In interviews set to air this weekend and designed to promote the volume, Harry will reportedly say various versions of “I want my family back,” and “the ball is in their court,” which any professional mediator will tell you is precisely the wrong way to start any path toward reconciliation. Rather, any such process requires you to look at what has transpired on your side of the net and consider whether your opponent had a point.

Harry had a contract to fulfill, clearly understood that his monetary value to his sponsors and publishers required him to trash his family, and decided that dovetailed quite nicely with his own righteous anger.

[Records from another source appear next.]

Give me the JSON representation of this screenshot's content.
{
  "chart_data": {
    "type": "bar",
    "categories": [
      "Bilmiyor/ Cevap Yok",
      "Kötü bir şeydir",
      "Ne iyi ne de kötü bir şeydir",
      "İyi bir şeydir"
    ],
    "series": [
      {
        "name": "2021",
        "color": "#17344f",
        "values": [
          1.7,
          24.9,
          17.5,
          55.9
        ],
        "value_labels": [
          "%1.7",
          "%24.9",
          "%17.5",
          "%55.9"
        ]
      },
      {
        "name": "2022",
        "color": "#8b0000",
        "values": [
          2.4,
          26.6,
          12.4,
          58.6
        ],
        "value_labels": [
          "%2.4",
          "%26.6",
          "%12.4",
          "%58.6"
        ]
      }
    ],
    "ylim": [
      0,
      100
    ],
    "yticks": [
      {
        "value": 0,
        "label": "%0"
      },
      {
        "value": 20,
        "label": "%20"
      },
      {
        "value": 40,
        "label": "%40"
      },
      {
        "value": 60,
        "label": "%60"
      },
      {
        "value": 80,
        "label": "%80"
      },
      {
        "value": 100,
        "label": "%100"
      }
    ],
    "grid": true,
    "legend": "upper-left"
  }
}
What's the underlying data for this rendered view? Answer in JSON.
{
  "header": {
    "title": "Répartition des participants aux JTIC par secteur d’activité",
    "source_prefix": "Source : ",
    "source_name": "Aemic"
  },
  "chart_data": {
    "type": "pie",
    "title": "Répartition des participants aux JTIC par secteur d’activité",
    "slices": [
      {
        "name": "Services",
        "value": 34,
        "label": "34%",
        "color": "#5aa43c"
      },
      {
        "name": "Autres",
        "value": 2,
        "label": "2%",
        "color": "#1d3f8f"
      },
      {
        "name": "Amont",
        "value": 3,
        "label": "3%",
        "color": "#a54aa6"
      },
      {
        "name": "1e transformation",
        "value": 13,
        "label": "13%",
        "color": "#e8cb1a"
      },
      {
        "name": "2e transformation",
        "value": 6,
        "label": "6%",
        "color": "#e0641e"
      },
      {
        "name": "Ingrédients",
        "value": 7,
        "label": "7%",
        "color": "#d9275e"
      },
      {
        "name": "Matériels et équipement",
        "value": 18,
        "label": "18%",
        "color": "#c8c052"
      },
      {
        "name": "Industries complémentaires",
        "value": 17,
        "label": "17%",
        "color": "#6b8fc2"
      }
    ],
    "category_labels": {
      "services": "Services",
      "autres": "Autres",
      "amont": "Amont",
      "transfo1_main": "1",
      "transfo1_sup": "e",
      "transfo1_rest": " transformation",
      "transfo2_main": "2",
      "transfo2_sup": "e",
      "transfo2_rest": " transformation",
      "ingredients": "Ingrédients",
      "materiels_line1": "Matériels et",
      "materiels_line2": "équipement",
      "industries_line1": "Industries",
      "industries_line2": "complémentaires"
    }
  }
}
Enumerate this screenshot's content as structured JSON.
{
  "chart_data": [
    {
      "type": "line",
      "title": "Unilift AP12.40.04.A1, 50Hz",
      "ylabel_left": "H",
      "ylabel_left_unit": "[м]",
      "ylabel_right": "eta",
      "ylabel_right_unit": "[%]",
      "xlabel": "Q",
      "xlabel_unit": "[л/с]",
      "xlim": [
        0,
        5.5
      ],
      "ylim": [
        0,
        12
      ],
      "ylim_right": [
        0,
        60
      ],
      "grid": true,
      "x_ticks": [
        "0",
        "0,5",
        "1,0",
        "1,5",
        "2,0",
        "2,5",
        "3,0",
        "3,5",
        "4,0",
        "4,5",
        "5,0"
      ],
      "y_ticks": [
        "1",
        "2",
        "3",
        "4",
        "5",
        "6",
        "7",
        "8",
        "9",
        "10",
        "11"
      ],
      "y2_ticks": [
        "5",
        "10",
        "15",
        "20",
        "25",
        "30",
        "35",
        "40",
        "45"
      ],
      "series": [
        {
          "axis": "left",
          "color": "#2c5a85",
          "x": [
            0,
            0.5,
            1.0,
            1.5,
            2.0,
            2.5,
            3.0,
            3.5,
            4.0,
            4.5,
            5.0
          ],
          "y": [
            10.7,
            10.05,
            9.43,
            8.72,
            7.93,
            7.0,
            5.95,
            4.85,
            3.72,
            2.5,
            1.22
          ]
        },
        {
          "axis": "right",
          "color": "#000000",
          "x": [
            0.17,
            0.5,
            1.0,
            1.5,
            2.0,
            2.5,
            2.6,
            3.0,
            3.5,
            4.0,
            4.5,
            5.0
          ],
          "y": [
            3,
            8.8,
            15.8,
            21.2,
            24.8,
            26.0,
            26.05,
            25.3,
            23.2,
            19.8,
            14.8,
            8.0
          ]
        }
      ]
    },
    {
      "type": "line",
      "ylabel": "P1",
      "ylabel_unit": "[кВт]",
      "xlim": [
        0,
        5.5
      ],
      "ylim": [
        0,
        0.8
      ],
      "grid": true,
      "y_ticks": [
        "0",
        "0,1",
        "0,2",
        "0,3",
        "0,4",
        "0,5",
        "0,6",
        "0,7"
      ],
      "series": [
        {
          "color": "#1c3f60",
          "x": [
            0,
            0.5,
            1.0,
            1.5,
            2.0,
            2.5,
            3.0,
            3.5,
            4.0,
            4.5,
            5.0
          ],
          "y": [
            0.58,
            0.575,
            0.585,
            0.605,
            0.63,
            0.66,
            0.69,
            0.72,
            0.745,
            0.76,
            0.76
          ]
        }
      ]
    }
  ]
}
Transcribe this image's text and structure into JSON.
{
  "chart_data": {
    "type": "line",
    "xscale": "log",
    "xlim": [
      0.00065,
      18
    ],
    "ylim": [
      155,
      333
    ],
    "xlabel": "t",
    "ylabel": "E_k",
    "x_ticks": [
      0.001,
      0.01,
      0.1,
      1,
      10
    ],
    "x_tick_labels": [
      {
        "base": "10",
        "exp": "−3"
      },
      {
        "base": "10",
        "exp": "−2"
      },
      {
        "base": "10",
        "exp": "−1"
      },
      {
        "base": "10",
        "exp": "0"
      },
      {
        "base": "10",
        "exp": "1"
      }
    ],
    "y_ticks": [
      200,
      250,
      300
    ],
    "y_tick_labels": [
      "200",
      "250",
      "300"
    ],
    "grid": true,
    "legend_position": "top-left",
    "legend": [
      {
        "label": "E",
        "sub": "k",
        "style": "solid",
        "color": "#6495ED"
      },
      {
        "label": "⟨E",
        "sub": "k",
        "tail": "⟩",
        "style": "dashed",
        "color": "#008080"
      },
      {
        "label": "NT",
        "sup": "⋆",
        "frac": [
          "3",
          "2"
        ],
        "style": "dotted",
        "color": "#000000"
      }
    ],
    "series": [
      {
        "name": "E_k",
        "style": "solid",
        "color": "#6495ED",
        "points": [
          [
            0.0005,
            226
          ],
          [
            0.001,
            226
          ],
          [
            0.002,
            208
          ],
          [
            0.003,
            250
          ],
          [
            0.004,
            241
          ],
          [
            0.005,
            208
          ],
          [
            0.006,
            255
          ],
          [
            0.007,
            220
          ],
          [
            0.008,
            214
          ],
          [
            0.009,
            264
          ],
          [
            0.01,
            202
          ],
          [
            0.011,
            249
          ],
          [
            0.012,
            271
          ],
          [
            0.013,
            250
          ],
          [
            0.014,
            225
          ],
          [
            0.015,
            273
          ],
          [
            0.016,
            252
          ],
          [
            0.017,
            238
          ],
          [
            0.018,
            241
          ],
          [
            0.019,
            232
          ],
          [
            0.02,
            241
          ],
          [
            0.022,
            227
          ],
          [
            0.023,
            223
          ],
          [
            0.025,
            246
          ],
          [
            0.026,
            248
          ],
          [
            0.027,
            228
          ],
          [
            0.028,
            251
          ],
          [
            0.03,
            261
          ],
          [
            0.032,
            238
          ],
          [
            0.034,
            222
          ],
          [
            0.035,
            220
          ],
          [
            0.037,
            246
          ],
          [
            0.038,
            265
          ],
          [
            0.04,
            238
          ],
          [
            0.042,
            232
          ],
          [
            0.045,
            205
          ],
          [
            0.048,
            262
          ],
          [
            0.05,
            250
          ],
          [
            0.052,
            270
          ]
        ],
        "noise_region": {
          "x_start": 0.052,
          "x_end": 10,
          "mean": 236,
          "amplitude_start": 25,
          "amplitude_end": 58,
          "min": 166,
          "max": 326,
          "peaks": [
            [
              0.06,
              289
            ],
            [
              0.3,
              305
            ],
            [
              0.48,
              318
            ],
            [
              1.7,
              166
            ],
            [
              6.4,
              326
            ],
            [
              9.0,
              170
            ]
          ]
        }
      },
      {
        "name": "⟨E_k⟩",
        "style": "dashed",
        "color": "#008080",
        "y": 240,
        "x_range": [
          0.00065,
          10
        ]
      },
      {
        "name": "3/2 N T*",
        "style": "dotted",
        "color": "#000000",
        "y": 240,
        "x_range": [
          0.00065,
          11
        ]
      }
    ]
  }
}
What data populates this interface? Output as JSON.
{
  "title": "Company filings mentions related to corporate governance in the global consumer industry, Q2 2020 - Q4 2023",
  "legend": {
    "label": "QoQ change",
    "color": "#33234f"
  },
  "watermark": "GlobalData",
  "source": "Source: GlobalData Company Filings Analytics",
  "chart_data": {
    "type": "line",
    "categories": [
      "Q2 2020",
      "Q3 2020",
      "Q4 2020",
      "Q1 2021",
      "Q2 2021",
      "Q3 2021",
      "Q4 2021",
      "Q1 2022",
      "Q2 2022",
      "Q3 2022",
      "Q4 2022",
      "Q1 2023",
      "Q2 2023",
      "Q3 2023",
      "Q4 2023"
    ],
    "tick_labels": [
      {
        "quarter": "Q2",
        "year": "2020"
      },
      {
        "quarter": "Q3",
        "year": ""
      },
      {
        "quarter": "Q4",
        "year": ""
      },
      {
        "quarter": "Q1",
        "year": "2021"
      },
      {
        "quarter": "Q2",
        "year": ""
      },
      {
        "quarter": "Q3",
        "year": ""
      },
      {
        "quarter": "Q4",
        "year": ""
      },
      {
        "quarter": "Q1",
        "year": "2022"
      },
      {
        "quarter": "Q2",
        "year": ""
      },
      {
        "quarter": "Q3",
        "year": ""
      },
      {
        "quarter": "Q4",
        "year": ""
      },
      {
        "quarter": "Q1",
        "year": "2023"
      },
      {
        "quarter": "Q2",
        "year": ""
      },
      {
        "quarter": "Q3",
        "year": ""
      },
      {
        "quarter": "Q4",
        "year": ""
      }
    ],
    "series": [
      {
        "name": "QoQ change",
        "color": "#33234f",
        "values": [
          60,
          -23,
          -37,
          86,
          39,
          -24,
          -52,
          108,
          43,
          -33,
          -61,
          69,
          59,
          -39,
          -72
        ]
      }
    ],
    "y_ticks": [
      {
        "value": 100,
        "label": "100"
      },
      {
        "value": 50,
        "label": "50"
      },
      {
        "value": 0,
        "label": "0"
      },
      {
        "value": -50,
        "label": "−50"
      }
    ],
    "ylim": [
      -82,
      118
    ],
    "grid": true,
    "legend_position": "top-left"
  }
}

We’re sure he had much to be aggrieved about, and that is not a disingenuous observation. The world saw his pain. But that point, that grievance, has been made over and over again, even though it is being made to those whom the world dealt just as harsh a hand and whose feelings and sadness do not command hundreds of millions of dollars.

The impact of what these two wealthy people are pursuing on young people of the world is, all in all, a negative, suggesting as it does that what you believe about yourselves is the whole truth. And there are impressionable young people in their own families.

They don’t see this, of course, but then they’re both still too young.